Les obligations de conformité et de dialogue social

La conformité au RGPD nécessite la mise en place d’outils spécifiques permettant de contrôler les données personnelles, de tenir à jour un registre de traitement, de réaliser des analyses d’impact et d’organiser des points de contrôle réguliers sur les outils d’IA. La vérification de la conformité des prestataires externes constitue également une obligation incontournable.

Le dialogue social occupe une place centrale dans ce processus d’intégration. Le Comité Social et Économique doit impérativement être consulté avant le déploiement d’outils d’IA, particulièrement lorsqu’ils concernent la gestion du personnel, le contrôle de l’activité ou l’évolution des salariés. Les partenaires sociaux doivent comprendre les impacts de ces technologies et accompagner leur déploiement.

L’employeur assume par ailleurs une obligation de formation et d’adaptation à l’IA, incluant notamment la formation aux techniques de création de prompts.
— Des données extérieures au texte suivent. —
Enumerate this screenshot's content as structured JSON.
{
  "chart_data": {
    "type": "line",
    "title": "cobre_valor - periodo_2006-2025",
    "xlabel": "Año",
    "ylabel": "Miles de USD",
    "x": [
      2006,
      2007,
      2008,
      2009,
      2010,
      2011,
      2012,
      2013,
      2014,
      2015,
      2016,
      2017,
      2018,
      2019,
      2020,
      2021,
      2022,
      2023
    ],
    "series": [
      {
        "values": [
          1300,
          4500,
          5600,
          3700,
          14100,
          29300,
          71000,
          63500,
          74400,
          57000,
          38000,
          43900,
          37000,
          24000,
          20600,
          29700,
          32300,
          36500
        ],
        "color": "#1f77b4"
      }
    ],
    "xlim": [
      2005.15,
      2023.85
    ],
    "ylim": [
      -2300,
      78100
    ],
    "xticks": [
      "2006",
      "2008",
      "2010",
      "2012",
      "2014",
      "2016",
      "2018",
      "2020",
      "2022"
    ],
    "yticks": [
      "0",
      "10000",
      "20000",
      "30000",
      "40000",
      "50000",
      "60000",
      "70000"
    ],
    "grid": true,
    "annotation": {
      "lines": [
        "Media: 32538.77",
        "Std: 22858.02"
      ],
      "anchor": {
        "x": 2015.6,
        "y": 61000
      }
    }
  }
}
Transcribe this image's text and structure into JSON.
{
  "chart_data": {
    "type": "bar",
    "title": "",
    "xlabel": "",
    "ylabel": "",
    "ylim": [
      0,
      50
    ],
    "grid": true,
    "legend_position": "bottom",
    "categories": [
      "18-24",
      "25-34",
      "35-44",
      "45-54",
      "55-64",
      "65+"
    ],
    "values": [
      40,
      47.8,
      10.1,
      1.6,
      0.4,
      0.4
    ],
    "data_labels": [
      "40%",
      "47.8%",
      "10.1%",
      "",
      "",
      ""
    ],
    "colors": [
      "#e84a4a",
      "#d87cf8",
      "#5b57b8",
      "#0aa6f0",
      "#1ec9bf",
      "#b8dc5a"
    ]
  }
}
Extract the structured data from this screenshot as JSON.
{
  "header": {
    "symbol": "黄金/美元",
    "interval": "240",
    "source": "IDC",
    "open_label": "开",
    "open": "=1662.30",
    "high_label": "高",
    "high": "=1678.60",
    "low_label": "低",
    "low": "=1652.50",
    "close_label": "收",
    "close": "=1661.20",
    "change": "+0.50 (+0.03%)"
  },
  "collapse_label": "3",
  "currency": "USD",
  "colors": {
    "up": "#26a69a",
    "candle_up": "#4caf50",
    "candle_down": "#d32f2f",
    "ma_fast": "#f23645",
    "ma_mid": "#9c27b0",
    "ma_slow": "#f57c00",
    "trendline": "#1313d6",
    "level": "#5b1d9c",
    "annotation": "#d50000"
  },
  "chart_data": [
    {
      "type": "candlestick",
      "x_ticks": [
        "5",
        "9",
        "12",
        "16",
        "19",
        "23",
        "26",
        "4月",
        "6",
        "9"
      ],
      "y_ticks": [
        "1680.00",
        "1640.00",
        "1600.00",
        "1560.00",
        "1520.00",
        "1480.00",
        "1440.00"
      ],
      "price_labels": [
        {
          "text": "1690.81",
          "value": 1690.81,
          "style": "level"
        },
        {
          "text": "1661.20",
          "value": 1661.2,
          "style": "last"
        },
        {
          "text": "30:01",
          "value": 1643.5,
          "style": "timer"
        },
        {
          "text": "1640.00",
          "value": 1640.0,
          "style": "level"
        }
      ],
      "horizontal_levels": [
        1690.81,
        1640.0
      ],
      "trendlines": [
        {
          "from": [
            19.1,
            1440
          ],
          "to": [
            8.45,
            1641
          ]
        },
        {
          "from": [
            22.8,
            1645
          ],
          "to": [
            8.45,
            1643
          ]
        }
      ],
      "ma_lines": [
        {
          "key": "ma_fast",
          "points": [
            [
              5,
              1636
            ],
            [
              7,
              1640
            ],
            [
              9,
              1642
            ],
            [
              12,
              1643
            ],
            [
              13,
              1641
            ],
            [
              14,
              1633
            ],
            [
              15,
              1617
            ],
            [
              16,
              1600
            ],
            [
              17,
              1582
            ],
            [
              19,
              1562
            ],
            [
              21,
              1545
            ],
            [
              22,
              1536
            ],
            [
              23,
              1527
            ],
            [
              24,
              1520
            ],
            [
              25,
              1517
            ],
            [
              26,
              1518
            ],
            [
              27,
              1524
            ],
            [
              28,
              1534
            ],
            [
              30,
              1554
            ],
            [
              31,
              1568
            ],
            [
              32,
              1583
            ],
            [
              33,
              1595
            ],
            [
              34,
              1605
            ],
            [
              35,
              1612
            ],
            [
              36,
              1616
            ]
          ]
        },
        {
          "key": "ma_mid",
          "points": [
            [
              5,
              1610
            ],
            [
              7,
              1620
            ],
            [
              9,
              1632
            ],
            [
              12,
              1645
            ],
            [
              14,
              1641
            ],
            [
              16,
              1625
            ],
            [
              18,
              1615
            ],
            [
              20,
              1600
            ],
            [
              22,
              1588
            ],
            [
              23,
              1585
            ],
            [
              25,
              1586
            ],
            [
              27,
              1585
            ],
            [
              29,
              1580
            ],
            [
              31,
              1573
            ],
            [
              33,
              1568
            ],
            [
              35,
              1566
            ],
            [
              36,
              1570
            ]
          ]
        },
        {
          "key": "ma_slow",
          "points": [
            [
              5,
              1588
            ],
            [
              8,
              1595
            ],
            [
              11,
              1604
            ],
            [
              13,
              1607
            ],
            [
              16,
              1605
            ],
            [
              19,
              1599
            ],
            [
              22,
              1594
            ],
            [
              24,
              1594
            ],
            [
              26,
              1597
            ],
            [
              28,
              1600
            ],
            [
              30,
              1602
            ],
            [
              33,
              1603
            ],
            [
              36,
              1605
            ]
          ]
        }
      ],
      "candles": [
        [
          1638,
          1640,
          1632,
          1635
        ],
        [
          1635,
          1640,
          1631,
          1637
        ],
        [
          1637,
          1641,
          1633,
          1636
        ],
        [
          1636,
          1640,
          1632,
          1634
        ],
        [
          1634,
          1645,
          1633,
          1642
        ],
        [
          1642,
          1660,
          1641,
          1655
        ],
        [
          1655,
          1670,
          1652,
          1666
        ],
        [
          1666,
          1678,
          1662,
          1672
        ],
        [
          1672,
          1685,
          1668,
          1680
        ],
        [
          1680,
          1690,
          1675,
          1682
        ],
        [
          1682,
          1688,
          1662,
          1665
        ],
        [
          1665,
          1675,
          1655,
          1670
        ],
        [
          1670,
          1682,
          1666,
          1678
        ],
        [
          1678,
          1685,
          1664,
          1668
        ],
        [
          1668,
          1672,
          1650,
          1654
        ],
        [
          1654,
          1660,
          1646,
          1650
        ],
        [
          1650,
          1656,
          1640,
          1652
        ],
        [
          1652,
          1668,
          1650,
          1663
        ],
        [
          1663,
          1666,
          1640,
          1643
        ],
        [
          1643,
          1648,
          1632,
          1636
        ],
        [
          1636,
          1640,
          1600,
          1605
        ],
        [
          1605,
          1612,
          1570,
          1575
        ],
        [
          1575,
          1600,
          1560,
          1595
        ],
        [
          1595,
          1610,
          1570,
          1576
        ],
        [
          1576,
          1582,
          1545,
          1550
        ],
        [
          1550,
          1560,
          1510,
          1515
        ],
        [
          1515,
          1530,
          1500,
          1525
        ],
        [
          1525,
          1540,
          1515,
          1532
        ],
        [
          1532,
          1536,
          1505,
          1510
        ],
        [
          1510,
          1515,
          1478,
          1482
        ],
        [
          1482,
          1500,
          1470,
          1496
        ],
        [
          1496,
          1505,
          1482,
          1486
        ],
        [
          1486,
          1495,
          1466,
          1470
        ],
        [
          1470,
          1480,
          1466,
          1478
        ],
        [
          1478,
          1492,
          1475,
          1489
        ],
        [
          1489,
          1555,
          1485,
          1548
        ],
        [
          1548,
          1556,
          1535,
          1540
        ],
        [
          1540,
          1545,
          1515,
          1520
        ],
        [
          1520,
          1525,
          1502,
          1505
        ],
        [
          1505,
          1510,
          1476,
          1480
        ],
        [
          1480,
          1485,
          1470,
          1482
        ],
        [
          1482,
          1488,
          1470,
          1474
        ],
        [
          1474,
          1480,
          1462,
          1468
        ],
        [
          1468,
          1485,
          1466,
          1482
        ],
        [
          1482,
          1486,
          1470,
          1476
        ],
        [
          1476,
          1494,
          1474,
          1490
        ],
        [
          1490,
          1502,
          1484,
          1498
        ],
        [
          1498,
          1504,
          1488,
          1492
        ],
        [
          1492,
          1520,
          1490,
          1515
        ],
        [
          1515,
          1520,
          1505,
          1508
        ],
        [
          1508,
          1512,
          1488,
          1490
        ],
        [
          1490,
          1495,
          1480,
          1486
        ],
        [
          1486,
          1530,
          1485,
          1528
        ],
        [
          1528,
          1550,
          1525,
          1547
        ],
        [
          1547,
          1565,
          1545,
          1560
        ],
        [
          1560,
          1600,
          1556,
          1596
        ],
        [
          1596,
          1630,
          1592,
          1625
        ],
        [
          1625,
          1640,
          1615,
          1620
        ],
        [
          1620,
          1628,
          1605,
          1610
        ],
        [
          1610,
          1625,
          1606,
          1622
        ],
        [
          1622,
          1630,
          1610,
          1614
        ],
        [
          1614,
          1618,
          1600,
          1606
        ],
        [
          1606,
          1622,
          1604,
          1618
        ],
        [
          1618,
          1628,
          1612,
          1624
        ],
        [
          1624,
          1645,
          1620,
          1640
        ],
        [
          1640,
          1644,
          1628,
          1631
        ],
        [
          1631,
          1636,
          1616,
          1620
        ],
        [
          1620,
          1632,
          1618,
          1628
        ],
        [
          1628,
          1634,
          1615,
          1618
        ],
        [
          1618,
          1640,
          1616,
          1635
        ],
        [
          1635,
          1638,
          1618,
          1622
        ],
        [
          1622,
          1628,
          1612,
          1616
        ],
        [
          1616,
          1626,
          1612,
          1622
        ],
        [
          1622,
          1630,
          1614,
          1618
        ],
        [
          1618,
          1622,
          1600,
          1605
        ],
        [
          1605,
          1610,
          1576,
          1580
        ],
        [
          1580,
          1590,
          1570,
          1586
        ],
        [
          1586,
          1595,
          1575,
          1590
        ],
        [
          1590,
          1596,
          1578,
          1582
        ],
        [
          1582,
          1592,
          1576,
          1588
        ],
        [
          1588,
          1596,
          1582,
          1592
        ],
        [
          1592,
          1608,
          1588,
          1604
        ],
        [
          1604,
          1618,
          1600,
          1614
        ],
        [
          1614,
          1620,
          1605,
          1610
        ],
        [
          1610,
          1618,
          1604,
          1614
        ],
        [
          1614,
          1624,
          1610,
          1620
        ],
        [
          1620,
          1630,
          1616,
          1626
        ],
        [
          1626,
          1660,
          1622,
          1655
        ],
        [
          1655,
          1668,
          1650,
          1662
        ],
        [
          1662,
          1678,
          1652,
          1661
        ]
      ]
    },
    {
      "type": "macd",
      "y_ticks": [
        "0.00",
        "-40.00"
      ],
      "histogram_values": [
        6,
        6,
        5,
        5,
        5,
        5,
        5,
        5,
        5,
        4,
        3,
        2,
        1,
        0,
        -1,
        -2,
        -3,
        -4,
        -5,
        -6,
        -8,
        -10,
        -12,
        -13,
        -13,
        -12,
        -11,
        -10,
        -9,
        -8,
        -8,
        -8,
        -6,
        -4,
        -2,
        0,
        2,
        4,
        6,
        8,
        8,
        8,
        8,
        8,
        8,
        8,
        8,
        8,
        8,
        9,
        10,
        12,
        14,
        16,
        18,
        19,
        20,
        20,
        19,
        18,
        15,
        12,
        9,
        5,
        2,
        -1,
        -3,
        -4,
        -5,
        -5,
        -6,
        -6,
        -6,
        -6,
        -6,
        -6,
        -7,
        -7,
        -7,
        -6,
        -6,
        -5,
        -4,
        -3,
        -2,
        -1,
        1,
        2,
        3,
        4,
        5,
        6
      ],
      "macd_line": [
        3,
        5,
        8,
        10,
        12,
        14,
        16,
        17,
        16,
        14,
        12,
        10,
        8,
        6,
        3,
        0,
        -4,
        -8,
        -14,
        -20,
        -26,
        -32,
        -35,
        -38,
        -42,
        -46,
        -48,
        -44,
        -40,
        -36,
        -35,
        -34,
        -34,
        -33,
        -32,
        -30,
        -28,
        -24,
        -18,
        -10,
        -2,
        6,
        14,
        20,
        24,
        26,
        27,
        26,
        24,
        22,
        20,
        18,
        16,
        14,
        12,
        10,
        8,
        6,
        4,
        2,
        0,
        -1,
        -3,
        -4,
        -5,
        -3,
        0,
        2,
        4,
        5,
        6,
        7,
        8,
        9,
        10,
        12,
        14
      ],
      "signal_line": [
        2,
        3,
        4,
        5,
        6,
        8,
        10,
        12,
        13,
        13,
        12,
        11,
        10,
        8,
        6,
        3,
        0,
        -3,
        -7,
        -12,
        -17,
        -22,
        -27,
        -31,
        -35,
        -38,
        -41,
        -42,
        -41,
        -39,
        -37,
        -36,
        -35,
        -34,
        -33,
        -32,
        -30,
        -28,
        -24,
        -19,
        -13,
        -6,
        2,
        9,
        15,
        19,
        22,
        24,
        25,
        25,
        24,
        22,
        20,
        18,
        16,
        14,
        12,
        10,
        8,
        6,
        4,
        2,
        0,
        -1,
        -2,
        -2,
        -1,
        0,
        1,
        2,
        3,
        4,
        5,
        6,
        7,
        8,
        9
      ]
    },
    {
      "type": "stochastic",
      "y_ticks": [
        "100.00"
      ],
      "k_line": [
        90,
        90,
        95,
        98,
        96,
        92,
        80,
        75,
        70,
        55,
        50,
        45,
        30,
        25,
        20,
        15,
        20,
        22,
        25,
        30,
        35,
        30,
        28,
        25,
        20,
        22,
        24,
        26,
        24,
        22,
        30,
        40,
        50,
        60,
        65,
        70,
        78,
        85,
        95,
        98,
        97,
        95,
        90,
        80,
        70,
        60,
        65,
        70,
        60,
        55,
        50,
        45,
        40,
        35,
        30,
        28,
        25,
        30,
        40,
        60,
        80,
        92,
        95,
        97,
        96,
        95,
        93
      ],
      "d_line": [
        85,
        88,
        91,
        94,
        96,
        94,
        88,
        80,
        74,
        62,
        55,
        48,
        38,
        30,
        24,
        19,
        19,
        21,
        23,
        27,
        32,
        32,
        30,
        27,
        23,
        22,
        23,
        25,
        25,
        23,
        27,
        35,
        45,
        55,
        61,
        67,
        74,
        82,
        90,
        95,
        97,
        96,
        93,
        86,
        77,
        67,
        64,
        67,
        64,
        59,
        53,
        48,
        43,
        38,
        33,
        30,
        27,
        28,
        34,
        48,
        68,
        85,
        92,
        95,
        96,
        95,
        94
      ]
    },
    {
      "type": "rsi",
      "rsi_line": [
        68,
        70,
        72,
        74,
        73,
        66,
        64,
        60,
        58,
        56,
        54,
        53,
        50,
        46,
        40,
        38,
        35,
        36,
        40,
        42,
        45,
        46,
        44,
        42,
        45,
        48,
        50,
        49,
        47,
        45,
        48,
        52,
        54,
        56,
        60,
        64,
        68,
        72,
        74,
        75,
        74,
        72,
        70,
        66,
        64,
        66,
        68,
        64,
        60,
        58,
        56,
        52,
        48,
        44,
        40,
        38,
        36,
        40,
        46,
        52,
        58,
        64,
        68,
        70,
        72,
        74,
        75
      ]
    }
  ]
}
Le parcours d’intégration recommandé comprend successivement l’élaboration du document de réglementation, la consultation du CSE, la mise en conformité RGPD, l’intégration dans la Gestion des Emplois et des Parcours Professionnels, la formation des équipes et le maintien du dialogue social.

Les obligations de transparence et de propriété intellectuelle

La législation française sur l’influence commerciale impose des obligations spécifiques concernant les contenus générés par l’IA. Les images créées artificiellement doivent porter la mention “Image virtuelle”, particulièrement lorsqu’elles intègrent des visages ou des silhouettes humaines. Plus généralement, les entreprises doivent informer le public de l’utilisation de l’IA, mentionner clairement les contenus générés artificiellement et respecter les droits des personnes en cas de traitement automatisé.

Les conditions générales de prestation doivent être adaptées pour intégrer des clauses de responsabilité précisant que le client demeure responsable de la validation finale des contenus. En matière de propriété intellectuelle, il convient de définir clairement qui détient les droits sur les contenus générés par l’IA et d’informer les utilisateurs des conditions d’usage, notamment en termes de licences et de restrictions.

Cette visioconférence a ainsi permis aux participants d’appréhender la complexité juridique de l’intégration de l’IA dans leurs activités professionnelles, tout en identifiant les bonnes pratiques à adopter pour tirer parti de ces technologies tout en maîtrisant les risques associés.